Every Tagi Pad traces back to a fellowship, a Rotary club in North Carolina, and a $2,500 grant that turned an idea into an enterprise.
Our founder, Lucy, is a public-health practitioner and a Rotarian. In 2022 she was selected for the Mandela Washington Fellowship — the U.S. government’s flagship programme for young African leaders. During her time in the United States she attended Boone Sunrise Rotary Club meetings in North Carolina and shared the work she was doing back home.

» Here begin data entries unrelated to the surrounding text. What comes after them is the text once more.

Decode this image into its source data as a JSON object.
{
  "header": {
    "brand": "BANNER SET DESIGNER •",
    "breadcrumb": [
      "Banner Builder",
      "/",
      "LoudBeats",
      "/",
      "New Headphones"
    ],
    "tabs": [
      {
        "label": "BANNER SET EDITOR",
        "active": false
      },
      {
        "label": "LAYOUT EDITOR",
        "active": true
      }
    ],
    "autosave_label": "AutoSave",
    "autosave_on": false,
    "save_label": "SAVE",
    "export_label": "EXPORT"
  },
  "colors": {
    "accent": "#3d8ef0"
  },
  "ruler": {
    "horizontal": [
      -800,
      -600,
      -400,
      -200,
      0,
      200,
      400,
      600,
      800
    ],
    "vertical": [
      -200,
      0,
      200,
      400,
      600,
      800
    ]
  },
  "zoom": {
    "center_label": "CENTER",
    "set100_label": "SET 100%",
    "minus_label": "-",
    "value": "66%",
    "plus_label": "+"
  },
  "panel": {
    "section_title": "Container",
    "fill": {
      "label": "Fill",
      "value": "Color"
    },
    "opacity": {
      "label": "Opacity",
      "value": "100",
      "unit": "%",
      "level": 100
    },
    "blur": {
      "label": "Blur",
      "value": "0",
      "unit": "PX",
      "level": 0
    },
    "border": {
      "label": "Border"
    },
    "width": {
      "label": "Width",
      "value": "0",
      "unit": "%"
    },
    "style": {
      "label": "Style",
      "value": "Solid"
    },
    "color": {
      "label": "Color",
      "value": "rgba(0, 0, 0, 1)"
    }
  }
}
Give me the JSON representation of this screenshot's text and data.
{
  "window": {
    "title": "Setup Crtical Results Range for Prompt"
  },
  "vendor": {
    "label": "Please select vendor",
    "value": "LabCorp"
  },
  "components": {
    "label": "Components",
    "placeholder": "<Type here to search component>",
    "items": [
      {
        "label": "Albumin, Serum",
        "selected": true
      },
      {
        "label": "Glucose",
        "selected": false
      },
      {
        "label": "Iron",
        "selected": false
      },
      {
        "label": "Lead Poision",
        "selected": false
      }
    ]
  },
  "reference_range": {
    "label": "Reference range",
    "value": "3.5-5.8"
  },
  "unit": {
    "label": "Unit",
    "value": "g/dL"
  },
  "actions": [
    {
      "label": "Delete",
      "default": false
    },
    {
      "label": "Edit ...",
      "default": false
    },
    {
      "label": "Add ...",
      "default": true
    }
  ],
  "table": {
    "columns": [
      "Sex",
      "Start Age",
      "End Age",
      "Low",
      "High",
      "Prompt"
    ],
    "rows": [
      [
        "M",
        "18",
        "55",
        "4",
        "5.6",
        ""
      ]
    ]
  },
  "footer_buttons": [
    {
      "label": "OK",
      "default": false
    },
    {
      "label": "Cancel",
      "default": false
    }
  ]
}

A problem she’d seen first-hand
For years, TAG-I had been running SRHR education and donating sanitary towels to girls in rural Uasin Gishu. But in session after session, girls kept asking for reusable pads — even after receiving disposables. The disposables ran out; the need did not. Lucy knew that to make a real, lasting difference, the work had to become sustainable.

The pitch — and the yes
Back in Kenya, she kept pursuing a grant she believed could kick-start a vision of sustainability for TAG-I. She shared the gaps and challenges with the Boone Sunrise Rotary Club and asked for support to start making reusable sanitary towels in her own village, where she had seen the problem up close.
After several pitches, the club said yes. In March 2025, TAG-I received a small grant of $2,500 — and Tagi Social Enterprise was born.
“I’d seen the challenge first-hand. I knew we needed something that lasts.”
What the grant built
The funding bought sewing machines, materials and equipment, and trained six teenage mothers to make reusable pads by hand. After training, the team began producing — and obsessing over quality. One year later, those first stitches would become a KEBS-certified product.